Oil prices were able to overcome a supply increase, but were not able to overcome the Federal Reserve Minutes. The Fed sent the dollar on a tear, because in the Fed minutes they said they wanted to send a message that a June interest rate increase was on the table.
Oil had been rallying despite an unexpected 1.31-million-barrel increase in oil supply and record supply in Cushing, Oklahoma was up 461,000 barrels at 68.273 million barrels, because product demand in gas and distillate was on fire. Not only is gas demand hovering near a record high, but total product demand is at the highest level since January. Gasoline inventories fell by a more than expected 2.50 million barrels as demand increased to a whopping 9.7 million barrels a day. Distillate fuel inventories also fell by a more than expected 3.17 million barrels a day. Refining runs were up to 90.5% but will have to move higher to meet surging demand.
Yet after the Fed Minutes, fortunes were changed. The dollar soared and oil and other commodities broke down.

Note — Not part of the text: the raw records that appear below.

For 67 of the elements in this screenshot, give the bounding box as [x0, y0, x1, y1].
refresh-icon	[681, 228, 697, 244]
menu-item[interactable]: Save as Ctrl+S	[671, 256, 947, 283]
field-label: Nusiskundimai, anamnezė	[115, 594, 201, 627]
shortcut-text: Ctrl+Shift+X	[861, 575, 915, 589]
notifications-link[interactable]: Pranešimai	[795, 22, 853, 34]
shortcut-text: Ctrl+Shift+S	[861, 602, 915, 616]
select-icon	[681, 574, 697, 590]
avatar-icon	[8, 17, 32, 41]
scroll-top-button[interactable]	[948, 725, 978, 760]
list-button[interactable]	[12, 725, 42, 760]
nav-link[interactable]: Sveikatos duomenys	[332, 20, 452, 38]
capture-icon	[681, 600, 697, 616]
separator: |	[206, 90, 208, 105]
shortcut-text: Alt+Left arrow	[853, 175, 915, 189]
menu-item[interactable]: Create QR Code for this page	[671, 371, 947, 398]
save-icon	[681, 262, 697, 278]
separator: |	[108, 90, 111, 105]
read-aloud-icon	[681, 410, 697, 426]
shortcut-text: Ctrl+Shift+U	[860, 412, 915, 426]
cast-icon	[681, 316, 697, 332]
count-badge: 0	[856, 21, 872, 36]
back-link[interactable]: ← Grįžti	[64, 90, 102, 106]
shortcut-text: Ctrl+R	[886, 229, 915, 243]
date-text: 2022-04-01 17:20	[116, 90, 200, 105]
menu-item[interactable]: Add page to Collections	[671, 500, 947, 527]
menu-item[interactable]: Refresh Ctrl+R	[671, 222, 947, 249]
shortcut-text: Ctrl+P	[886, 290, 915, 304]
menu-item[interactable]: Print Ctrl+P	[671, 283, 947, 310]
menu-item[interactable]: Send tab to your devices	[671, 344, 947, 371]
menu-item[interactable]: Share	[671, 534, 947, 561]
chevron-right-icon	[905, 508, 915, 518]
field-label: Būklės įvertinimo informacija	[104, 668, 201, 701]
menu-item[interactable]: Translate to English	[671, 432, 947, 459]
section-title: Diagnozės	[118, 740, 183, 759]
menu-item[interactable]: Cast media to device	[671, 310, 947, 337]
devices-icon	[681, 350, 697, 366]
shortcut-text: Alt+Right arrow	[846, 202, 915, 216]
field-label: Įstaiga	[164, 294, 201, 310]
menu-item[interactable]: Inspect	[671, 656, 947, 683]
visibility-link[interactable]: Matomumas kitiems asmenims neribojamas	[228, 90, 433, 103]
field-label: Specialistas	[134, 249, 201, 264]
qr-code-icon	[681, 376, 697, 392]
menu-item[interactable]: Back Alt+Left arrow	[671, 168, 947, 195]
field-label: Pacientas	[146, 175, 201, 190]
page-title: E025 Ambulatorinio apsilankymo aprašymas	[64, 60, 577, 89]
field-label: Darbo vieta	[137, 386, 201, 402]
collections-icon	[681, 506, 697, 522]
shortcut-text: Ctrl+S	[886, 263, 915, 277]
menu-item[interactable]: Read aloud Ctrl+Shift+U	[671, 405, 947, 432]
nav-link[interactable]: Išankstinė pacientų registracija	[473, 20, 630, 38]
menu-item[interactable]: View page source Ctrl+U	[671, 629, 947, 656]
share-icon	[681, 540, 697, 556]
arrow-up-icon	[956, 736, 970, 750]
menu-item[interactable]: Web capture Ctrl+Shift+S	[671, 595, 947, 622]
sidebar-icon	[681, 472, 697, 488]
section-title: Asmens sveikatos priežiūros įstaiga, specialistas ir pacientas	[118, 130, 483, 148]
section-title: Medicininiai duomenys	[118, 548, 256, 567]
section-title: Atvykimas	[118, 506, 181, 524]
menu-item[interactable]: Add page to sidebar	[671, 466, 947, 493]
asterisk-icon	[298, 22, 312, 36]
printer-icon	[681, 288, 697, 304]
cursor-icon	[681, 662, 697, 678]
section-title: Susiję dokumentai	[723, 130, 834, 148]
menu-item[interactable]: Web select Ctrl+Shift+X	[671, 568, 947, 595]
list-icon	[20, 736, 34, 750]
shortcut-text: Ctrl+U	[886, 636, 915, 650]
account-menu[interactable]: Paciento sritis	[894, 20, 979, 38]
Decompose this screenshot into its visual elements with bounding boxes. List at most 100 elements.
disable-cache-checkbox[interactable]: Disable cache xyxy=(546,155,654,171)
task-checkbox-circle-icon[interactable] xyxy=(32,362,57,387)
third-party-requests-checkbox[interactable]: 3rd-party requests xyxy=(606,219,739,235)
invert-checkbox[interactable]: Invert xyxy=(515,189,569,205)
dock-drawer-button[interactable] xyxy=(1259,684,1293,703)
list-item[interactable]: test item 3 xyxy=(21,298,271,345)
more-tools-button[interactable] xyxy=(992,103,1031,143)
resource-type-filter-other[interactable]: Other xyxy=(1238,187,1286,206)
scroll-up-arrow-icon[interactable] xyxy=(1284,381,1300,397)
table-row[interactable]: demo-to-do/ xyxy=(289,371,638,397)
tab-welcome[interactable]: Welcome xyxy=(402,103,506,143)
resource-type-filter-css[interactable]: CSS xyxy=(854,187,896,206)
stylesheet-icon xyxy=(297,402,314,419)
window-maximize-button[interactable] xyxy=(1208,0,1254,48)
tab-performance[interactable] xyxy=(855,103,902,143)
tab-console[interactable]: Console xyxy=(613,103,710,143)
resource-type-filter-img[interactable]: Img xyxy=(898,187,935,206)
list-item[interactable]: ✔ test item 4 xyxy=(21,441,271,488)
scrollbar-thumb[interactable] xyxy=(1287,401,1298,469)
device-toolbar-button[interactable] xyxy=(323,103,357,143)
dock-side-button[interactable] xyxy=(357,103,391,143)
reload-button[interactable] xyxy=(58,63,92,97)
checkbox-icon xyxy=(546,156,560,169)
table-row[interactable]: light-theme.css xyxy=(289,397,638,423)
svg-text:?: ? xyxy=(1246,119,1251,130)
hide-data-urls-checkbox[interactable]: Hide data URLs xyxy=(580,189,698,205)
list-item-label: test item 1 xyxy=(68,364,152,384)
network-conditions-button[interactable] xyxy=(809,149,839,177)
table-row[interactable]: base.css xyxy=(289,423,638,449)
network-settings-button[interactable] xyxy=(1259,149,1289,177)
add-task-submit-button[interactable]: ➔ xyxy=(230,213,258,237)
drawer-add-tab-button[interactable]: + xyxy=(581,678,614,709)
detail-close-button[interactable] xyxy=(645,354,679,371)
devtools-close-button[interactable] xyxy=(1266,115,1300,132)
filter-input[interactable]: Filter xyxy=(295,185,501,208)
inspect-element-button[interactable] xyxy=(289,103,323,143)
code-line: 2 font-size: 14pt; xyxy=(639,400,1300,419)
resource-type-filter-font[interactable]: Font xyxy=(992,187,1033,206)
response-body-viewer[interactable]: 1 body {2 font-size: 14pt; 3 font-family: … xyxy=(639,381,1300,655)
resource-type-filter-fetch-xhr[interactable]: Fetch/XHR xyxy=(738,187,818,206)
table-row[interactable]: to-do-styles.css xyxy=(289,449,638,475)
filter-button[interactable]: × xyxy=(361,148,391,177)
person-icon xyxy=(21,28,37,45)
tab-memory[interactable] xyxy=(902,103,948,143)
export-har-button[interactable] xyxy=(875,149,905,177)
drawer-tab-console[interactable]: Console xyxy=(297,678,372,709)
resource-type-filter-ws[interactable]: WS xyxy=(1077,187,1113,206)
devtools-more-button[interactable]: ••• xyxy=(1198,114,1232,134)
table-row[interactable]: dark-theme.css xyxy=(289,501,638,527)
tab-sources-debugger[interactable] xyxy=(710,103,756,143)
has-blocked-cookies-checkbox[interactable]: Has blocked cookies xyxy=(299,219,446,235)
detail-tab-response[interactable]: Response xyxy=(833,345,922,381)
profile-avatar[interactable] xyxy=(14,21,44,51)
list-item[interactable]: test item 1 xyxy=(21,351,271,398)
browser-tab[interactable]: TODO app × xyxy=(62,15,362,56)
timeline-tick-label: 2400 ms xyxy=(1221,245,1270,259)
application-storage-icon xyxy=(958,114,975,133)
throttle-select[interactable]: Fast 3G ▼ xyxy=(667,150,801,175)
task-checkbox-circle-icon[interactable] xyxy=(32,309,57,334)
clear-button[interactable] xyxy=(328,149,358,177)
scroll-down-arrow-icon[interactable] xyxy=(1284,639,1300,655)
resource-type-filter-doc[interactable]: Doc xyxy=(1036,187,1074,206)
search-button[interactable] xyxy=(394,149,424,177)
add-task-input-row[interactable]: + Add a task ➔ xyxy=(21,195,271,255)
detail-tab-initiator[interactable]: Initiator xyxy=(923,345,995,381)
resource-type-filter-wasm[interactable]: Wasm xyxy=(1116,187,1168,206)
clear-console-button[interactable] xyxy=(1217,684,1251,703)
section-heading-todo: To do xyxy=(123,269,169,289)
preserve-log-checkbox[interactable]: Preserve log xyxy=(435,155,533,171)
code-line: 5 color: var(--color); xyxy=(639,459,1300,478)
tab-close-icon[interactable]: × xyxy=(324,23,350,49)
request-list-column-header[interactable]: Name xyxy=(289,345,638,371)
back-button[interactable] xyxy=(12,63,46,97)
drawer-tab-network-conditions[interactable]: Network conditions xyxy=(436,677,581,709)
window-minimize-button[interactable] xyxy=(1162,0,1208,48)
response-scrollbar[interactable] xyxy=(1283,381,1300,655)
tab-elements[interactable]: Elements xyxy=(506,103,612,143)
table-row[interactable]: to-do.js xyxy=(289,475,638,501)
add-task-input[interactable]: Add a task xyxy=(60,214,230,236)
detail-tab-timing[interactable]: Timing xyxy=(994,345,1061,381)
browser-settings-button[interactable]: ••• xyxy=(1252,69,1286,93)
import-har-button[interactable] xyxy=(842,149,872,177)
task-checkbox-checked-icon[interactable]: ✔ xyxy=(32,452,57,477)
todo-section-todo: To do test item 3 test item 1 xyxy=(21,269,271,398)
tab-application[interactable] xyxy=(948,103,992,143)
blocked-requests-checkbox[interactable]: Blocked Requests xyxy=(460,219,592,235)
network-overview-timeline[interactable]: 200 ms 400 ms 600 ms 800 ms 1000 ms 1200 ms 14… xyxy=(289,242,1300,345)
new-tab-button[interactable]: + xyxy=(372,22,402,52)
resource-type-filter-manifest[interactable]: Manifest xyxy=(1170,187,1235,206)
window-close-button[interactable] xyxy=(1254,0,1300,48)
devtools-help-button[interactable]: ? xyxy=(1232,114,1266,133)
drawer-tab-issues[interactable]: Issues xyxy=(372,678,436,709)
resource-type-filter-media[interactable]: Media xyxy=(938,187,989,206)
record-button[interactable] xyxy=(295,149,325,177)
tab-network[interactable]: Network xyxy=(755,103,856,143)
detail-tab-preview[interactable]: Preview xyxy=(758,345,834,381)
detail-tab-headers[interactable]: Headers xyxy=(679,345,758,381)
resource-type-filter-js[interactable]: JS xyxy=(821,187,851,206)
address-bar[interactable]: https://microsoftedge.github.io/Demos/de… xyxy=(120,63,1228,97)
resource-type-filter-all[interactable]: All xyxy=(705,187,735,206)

Oil seemed reluctant to break because the product prices were staying somewhat firm, yet as the stock market weakened, the short end of the yield curve went whacky and it was hard for the petroleum market to stay solid.
If the Fed wants to make a case for raising rates, they may look to oil product demand. The surge in demand helps make the case that perhaps the economy is stronger than some of the data suggests. Record demand is a sign that there is something going on in the economy. While in the short term the Federal Reserve may thwart the advance, the truth is that oil demand should ultimately carry the day. Near record product, demand should encourage refiners to ramp up production and that should cut into excess supply.
The risks to supply are still high. Not only did we see another drop in U.S. oil production to 8,285 million barrels a day last week, it is unclear that oil's short-term rejection of $50 a barrel will allow oilrigs to come back on line. With historic pain in the oil patch and bankruptcies soaring, it may take a much more sustainable oil price to get production on line. We also have the Canadian wildfires still burning out of control with the hope that forecasts for rain may help get the out of control fires back into control. Nigerian production is still off by 800,000 to a million barrels a day and they face a strike. Venezuela is in shambles as their President Nicolás Maduro is cracking down on protestors who are complaining because he bankrupted the country. With a shortage of food, water and possibility a civil war, the reliability of Venezuela’s production is increasingly suspicious.
Long-term, our bullish view has not changed. Short-term, the market is under pressure from the Fed. If we see the market continue to decrease, use this as an opportunity to add to the long -term option plays.